The new rules are intended to facilitate the development of digital land registration (e-conveyancing) including the use of digital documents and electronic signatures (e-signatures).
HM Land Registry was created in 1862. The Land Registry contains more than 25 million titles showing the evidence of ownership of approximately 85% of the land in England and Wales. The Land Registration Act 2002 laid down the framework to move from a paper based conveyancing system to e-conveyancing on the basis that transition would be a gradual process.
Whilst e-conveyancing plans were first muted in the 2002 legislation, they were put on hold in 2007 due to the cost of implementing the new process, but there is now a desire to accelerate the provision of a wholly digital system as part of the government’s review of the conveyancing process and how it can be used to stimulate the housing market and, more particularly, house building.
Currently, conveyancing transactions rely on physical signatures to paper documents, albeit that most applications to register those deeds at the Land Registry are now carried out online via the Land Registry Portal.
From 6 April 2018, once the Chief Land Registrar is satisfied adequate arrangements are in place and a notice to that effect has been issued, applications relating to registered land may be carried out using electronic documents with e-signatures. This is the next step to moving away from the need for paper deeds and documents to making the whole conveyancing process digital from offer to completion. In time, the intention is for there to be a digital link between all parties in a transaction or chain of transactions (sellers, buyers, mortgage lenders and their respective conveyancers) to enable the simultaneous transfer of funds to the relevant parties, including the payment of stamp duty land tax and Land Registry fees, so that buying and selling a home becomes quicker and simpler.

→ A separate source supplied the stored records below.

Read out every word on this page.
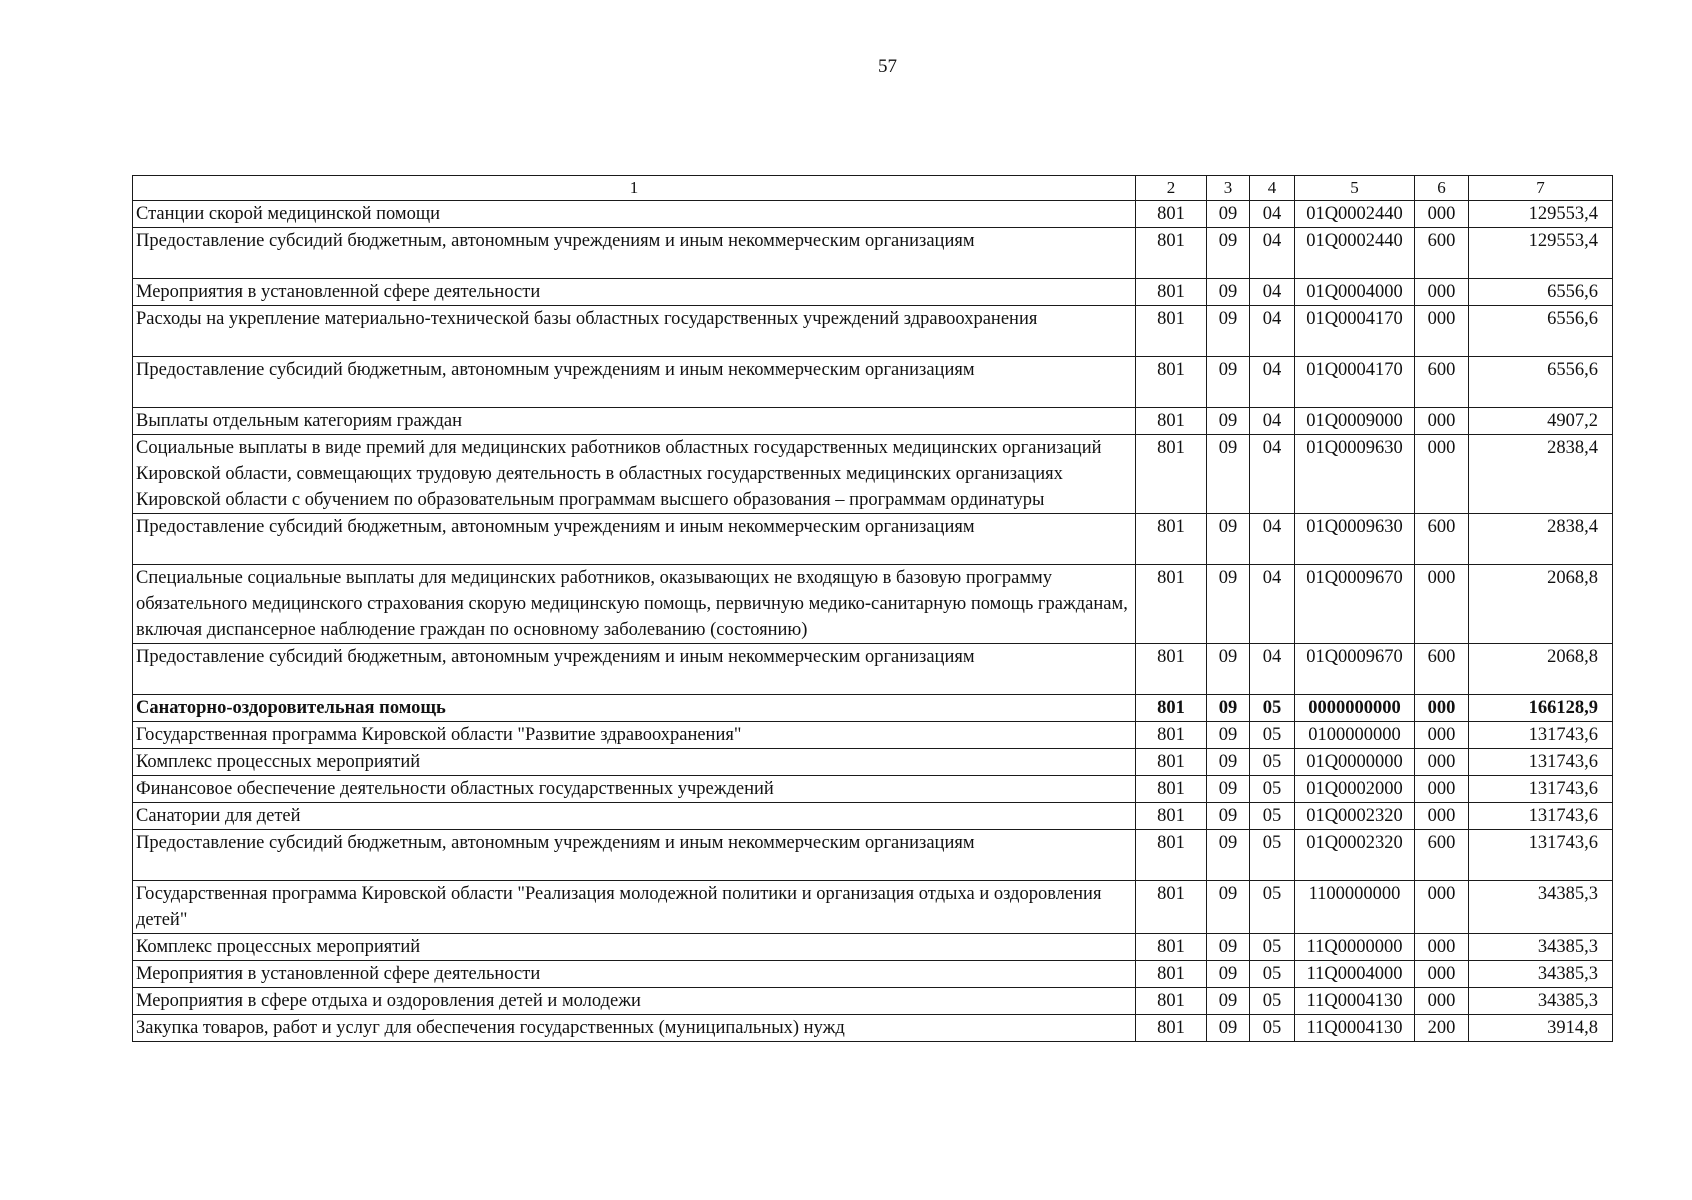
57
1	2	3	4	5	6	7
Станции скорой медицинской помощи	801	09	04	01Q0002440	000	129553,4
Предоставление субсидий бюджетным, автономным учреждениям и иным некоммерческим организациям	801	09	04	01Q0002440	600	129553,4
Мероприятия в установленной сфере деятельности	801	09	04	01Q0004000	000	6556,6
Расходы на укрепление материально-технической базы областных государственных учреждений здравоохранения	801	09	04	01Q0004170	000	6556,6
Предоставление субсидий бюджетным, автономным учреждениям и иным некоммерческим организациям	801	09	04	01Q0004170	600	6556,6
Выплаты отдельным категориям граждан	801	09	04	01Q0009000	000	4907,2
Социальные выплаты в виде премий для медицинских работников областных государственных медицинских организаций Кировской области, совмещающих трудовую деятельность в областных государственных медицинских организациях Кировской области с обучением по образовательным программам высшего образования – программам ординатуры	801	09	04	01Q0009630	000	2838,4
Предоставление субсидий бюджетным, автономным учреждениям и иным некоммерческим организациям	801	09	04	01Q0009630	600	2838,4
Специальные социальные выплаты для медицинских работников, оказывающих не входящую в базовую программу обязательного медицинского страхования скорую медицинскую помощь, первичную медико-санитарную помощь гражданам, включая диспансерное наблюдение граждан по основному заболеванию (состоянию)	801	09	04	01Q0009670	000	2068,8
Предоставление субсидий бюджетным, автономным учреждениям и иным некоммерческим организациям	801	09	04	01Q0009670	600	2068,8
Санаторно-оздоровительная помощь	801	09	05	0000000000	000	166128,9
Государственная программа Кировской области "Развитие здравоохранения"	801	09	05	0100000000	000	131743,6
Комплекс процессных мероприятий	801	09	05	01Q0000000	000	131743,6
Финансовое обеспечение деятельности областных государственных учреждений	801	09	05	01Q0002000	000	131743,6
Санатории для детей	801	09	05	01Q0002320	000	131743,6
Предоставление субсидий бюджетным, автономным учреждениям и иным некоммерческим организациям	801	09	05	01Q0002320	600	131743,6
Государственная программа Кировской области "Реализация молодежной политики и организация отдыха и оздоровления детей"	801	09	05	1100000000	000	34385,3
Комплекс процессных мероприятий	801	09	05	11Q0000000	000	34385,3
Мероприятия в установленной сфере деятельности	801	09	05	11Q0004000	000	34385,3
Мероприятия в сфере отдыха и оздоровления детей и молодежи	801	09	05	11Q0004130	000	34385,3
Закупка товаров, работ и услуг для обеспечения государственных (муниципальных) нужд	801	09	05	11Q0004130	200	3914,8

There are concerns about security and the potential for fraud, all of which will have to be addressed before a completely digital process can be implemented. However, the firstly digitally signed contract in a residential property transaction was exchanged in April 2017 having been uploaded onto a registered secure system which was then sent to the respective seller and buyer to sign electronically using a code (previously assigned to each party) in place of a physical signature.
E-conveyancing will only be possible if both sides in a sale and purchase are able to accommodate the required systems and they agree to conduct the transaction in that manner. It remains to be seen when e-conveyancing will become the norm and whether it will resolve the frustrations often experienced in the current paper based process, but the digital age marches on.